The root cause analysis suggests several areas where interventions may effectively reduce the number of cases of acetaminophen induced hepatic abnormalities. Several of the causes involve incorrect dosing by a caregiver. Methods are needed to assure that caregivers can understand the correct dose. Interventions such as unit dosing, improved labeling and providing dosing instructions for children younger than 2 years on the product label may decrease these errors. The recent removal of infant concentrated formulations of cough and cold medications, some of which contained acetaminophen, may prevent dosing errors due to confusion between the children’s and infant formulation for these products. Although, there are still two concentrations of the single-agent acetaminophen liquid products available over-the-counter, industry is transitioning to a single concentration, eliminating the higher concentrated infant formulation and only offering the current children’s concentration of 160 mg/5 ml = 32 mg/ml beginning in 2011.11

There are limitations to our study. The external validity of our results is limited by our selection criteria. While our search was comprehensive and included several data sources, we recognize the likelihood of missed cases.
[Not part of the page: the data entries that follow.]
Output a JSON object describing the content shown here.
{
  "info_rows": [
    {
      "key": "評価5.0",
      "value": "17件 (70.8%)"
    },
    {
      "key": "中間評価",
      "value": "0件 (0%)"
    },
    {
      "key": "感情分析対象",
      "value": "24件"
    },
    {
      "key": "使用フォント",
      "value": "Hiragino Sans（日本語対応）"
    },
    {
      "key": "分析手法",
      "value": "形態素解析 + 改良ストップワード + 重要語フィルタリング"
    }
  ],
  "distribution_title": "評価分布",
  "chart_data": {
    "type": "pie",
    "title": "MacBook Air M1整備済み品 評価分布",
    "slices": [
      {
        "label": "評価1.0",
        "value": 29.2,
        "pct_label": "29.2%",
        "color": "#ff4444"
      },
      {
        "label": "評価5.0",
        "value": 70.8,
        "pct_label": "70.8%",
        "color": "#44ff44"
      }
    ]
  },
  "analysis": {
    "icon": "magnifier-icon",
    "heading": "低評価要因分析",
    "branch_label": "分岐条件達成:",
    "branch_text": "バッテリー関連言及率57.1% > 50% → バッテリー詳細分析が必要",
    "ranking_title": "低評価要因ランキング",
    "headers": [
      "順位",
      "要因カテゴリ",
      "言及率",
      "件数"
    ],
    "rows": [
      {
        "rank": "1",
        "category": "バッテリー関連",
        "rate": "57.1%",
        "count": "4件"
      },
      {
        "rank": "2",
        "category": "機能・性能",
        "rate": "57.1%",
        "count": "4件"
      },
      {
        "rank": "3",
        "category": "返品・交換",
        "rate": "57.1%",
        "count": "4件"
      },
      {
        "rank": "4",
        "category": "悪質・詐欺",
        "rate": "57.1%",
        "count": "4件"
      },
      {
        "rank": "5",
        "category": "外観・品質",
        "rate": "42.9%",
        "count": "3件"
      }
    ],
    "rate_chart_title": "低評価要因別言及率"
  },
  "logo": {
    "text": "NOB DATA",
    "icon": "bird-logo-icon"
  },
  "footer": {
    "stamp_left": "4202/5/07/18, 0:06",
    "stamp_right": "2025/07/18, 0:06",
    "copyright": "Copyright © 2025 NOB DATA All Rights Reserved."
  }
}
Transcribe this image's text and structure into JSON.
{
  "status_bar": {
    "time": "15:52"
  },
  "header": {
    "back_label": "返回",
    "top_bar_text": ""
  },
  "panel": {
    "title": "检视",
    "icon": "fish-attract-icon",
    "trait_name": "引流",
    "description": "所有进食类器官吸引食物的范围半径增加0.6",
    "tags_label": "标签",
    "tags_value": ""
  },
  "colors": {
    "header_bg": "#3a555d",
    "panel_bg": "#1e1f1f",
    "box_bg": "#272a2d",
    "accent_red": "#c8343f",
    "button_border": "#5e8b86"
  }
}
Although our search was limited to reports from the US, we included a large number of cases and have no reason to believe that doses indentified in cases outside the US would systematically differ from domestic cases. Therefore we feel our results can reasonably be generalized to other countries. However, as labels and cultural approaches to using medications may differ, it is likely that the root cause for overdoses may differ in other countries. While we were able to review detailed reports of deaths reported to poison centers, we were only able to review liver injury cases from a limited number of centers. However, these centers managed a significant proportion of the US cases (approximately 1/3) with moderate or greater outcomes during the study period. We therefore believe that our results are generalizable to all poison center cases.

The internal validity of our results is limited by the quality of the reports we reviewed. We had to exclude a large number of cases where the dose was not documented. It is possible that some of these cases may have had therapeutic dosing that was not recorded and this may have resulted in misclassification bias and underestimated the number of cases with therapeutic dosing. We attempted to minimize the exclusion by accepting qualitative reports. Still, the extent of this misclassification cannot be determined. We also excluded some cases where the outcome was not known. However, it seems unlikely that a case with a fatal outcome would be reported as unknown, so the extent of this misclassification is unlikely to be significant.

In conclusion, there are very few cases of children who develop hepatic abnormalities when given repeated doses of acetaminophen. A recent systematic review reported no cases of hepatic injury among 32,414 children who received therapeutic doses of acetaminophen.12 In the current study, the vast majority of cases had reported doses that exceeded the maximum recommended daily dose of 75 mg/kg. Additionally, our expert panel felt that many hepatic abnormalities attributed to therapeutic doses of acetaminophen were due to other causes or that the dosing history was inaccurate and likely exceeded the maximum recommended daily dose.

Footnotes

Conflict of interests: This project was supported by an investigator initiated grant from McNeil Consumer Healthcare to Denver Health. Panel members not employed by Denver Health (GRB, EK, RFC, RSK) received stipends for their participation. KH, AB, JLG, SLM, and RCD are employees of Denver Health and received only their salaries for work performed on this project. Dr. Heard was supported by K08DA020573 from the National Institute on Drug Abuse.